I recently sat down with my friend, contemplative singer-songwriter Alana Levandoski, to discuss her upcoming album exploring the life and spirituality of the 20th century Cistercian monk, scribe, and arguably leading mystic of modernity, Thomas Merton.
“Ever since I really consciously embodied my Christhood (a number of years ago in the back country of Colorado, on a fast), I have intuited that the boon I have to offer the world is connected to finding creative ways to awaken hearts to the abiding presence of God in all things and in us. That the minute something IS, it is incarnated and being transformed, somehow.

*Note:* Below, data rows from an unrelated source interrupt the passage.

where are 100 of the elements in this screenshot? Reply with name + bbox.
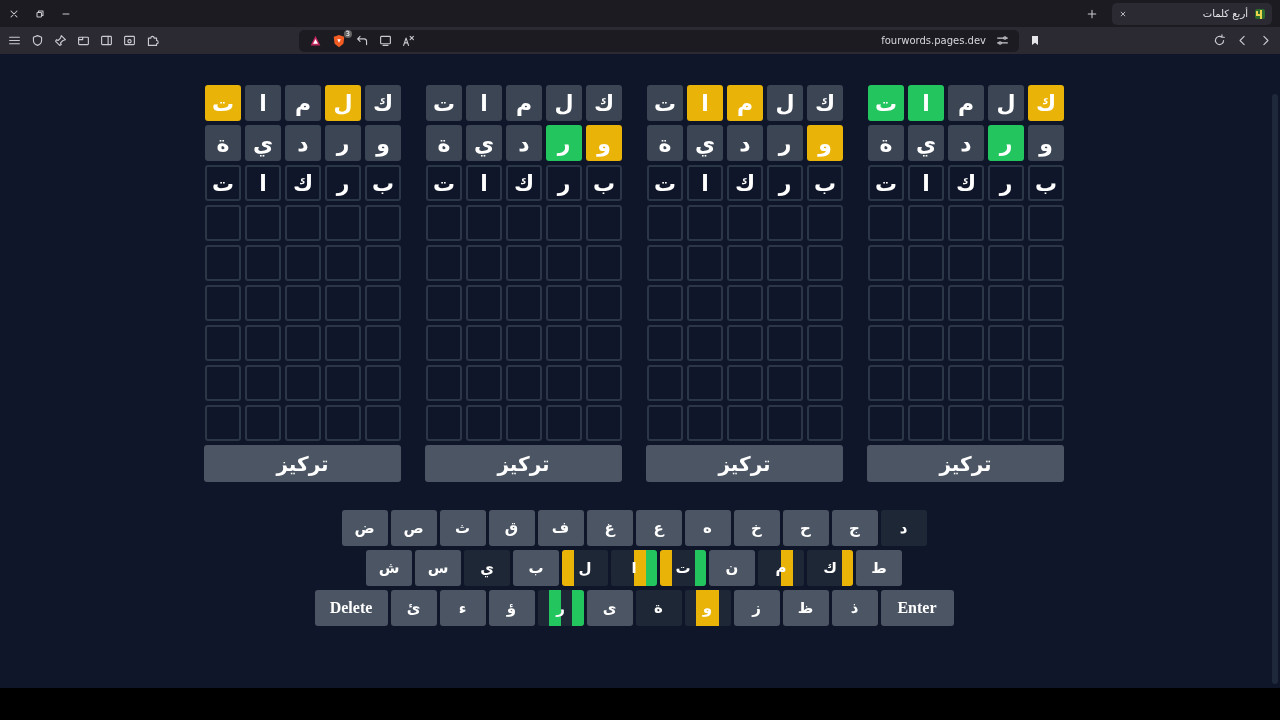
keyboard-key[interactable]: خ	[733, 510, 780, 546]
empty-tile	[767, 245, 803, 281]
puzzle-icon[interactable]	[146, 34, 159, 47]
letter-tile: ة	[647, 125, 683, 161]
pin-icon[interactable]	[54, 34, 67, 47]
empty-tile	[647, 285, 683, 321]
empty-tile	[868, 245, 904, 281]
url-field[interactable]: fourwords.pages.dev	[881, 35, 986, 46]
keyboard-action-key[interactable]: Delete	[314, 590, 388, 626]
keyboard-key[interactable]: ش	[366, 550, 412, 586]
focus-button[interactable]: تركيز	[425, 445, 622, 482]
letter-tile: م	[948, 85, 984, 121]
keyboard-key[interactable]: ث	[439, 510, 486, 546]
keyboard-key[interactable]: ئ	[390, 590, 437, 626]
keyboard-key[interactable]: ك	[807, 550, 853, 586]
empty-tile	[586, 405, 622, 441]
keyboard-key[interactable]: ص	[390, 510, 437, 546]
site-settings-icon[interactable]	[996, 34, 1009, 47]
letter-tile: ب	[1028, 165, 1064, 201]
empty-tile	[205, 205, 241, 241]
restore-icon[interactable]	[34, 7, 46, 20]
keyboard-key[interactable]: ب	[513, 550, 559, 586]
focus-button[interactable]: تركيز	[204, 445, 401, 482]
reload-icon[interactable]	[1213, 34, 1226, 47]
keyboard-key[interactable]: ج	[831, 510, 878, 546]
menu-icon[interactable]	[8, 34, 21, 47]
keyboard-key[interactable]: ه	[684, 510, 731, 546]
keyboard-key[interactable]: ي	[464, 550, 510, 586]
undo-icon[interactable]	[356, 34, 369, 47]
letter-tile: ك	[948, 165, 984, 201]
bookmark-icon[interactable]	[1029, 34, 1041, 47]
keyboard-action-key[interactable]: Enter	[880, 590, 954, 626]
keyboard-key[interactable]: ط	[856, 550, 902, 586]
sidebar-icon[interactable]	[100, 34, 113, 47]
letter-tile: ر	[325, 125, 361, 161]
empty-tile	[365, 325, 401, 361]
focus-button[interactable]: تركيز	[646, 445, 843, 482]
empty-tile	[908, 285, 944, 321]
empty-tile	[727, 285, 763, 321]
tabs-icon[interactable]	[77, 34, 90, 47]
keyboard-key[interactable]: ع	[635, 510, 682, 546]
screenshot-icon[interactable]	[123, 34, 136, 47]
keyboard-key[interactable]: ظ	[782, 590, 829, 626]
letter-tile: ت	[647, 165, 683, 201]
empty-tile	[285, 405, 321, 441]
keyboard-key[interactable]: د	[880, 510, 927, 546]
keyboard-key[interactable]: ل	[562, 550, 608, 586]
keyboard-key[interactable]: ق	[488, 510, 535, 546]
focus-button[interactable]: تركيز	[867, 445, 1064, 482]
empty-tile	[205, 325, 241, 361]
empty-tile	[868, 325, 904, 361]
letter-tile: ر	[325, 165, 361, 201]
new-tab-icon[interactable]	[1086, 7, 1098, 20]
translate-icon[interactable]	[402, 34, 415, 47]
empty-tile	[687, 205, 723, 241]
keyboard-key[interactable]: ف	[537, 510, 584, 546]
empty-tile	[948, 245, 984, 281]
browser-tab[interactable]: أربع كلمات	[1112, 2, 1272, 25]
empty-tile	[365, 205, 401, 241]
keyboard-key[interactable]: س	[415, 550, 461, 586]
keyboard-key[interactable]: ا	[611, 550, 657, 586]
keyboard-key[interactable]: ت	[660, 550, 706, 586]
empty-tile	[868, 405, 904, 441]
empty-tile	[807, 285, 843, 321]
keyboard-key[interactable]: ؤ	[488, 590, 535, 626]
keyboard-key[interactable]: ذ	[831, 590, 878, 626]
empty-tile	[426, 245, 462, 281]
keyboard-key[interactable]: ن	[709, 550, 755, 586]
keyboard-key[interactable]: م	[758, 550, 804, 586]
empty-tile	[325, 205, 361, 241]
keyboard-key[interactable]: ة	[635, 590, 682, 626]
empty-tile	[466, 405, 502, 441]
letter-tile: ي	[245, 125, 281, 161]
keyboard-key[interactable]: ز	[733, 590, 780, 626]
keyboard-key[interactable]: ض	[341, 510, 388, 546]
lion-shield-icon[interactable]	[332, 33, 346, 48]
letter-tile: ك	[727, 165, 763, 201]
empty-tile	[1028, 405, 1064, 441]
keyboard-key[interactable]: ء	[439, 590, 486, 626]
empty-tile	[767, 405, 803, 441]
empty-tile	[1028, 365, 1064, 401]
empty-tile	[868, 285, 904, 321]
empty-tile	[807, 205, 843, 241]
letter-tile: ي	[466, 125, 502, 161]
keyboard-key[interactable]: ى	[586, 590, 633, 626]
triangle-icon[interactable]	[309, 34, 322, 47]
letter-tile: ا	[687, 85, 723, 121]
empty-tile	[767, 325, 803, 361]
empty-tile	[506, 405, 542, 441]
letter-tile: ة	[868, 125, 904, 161]
empty-tile	[807, 405, 843, 441]
keyboard-key[interactable]: ح	[782, 510, 829, 546]
empty-tile	[285, 245, 321, 281]
empty-tile	[506, 285, 542, 321]
empty-tile	[205, 405, 241, 441]
empty-tile	[1028, 325, 1064, 361]
empty-tile	[988, 245, 1024, 281]
keyboard-key[interactable]: غ	[586, 510, 633, 546]
shield-icon[interactable]	[31, 34, 44, 47]
empty-tile	[325, 245, 361, 281]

Recording music is my ‘delivery system’ to reveal this incarnational quality. In Behold, I Make all Things New, I paint the Christ Mystery beginning in the unknowns of origin (say, the big bang occurring), and how the very first atom was infused with this Holy presence, and I let the album arc through the story of Jesus and into you and me.
In Sanctuary: Exploring the Healing Path, James Finley and I convey the incarnate beauty even in suffering – not the cause of the suffering, but the possibility of healing or learning in that suffering. The discovery that we are ‘precious in our fragility.’
Point Vierge is no exception to awakening hearts to this Presence. The whole project tells the tale of an almost-mythic Seeker who matures in his encounter with this Presence and as he grows; this Presence is felt much less ‘out there’ and more ‘in here.’
I am using Jim Finley’s work on Merton, where he observes Merton’s contemplative access points, to help with the story arc: philosophical reflection, art, prayer, nature, solitude, human intimacy, suffering, healing.
There is a journal entry from the late 1930’s when Merton is in Cuba. He’s entered a church, which he makes known has its doors wide open. He stands there and hears a man sing “Yo creo,” (I believe), and a choir of children sing it back. Merton becomes so aware of the presence of God everywhere that he feels ‘lightening bolts’ and ‘thunder claps.’ Fast-forward years later and he warns against what he calls the ‘wrong flame’ in New Seeds of Contemplation, intimating that these overblown spiritual experiences can make our egos feel separate and over-identified with being spiritual! This project is really about a seeker’s maturing, awakening to incarnation (without discounting one’s younger experiences). It is also telling the story of the shift from self-contempt to living as beloved.”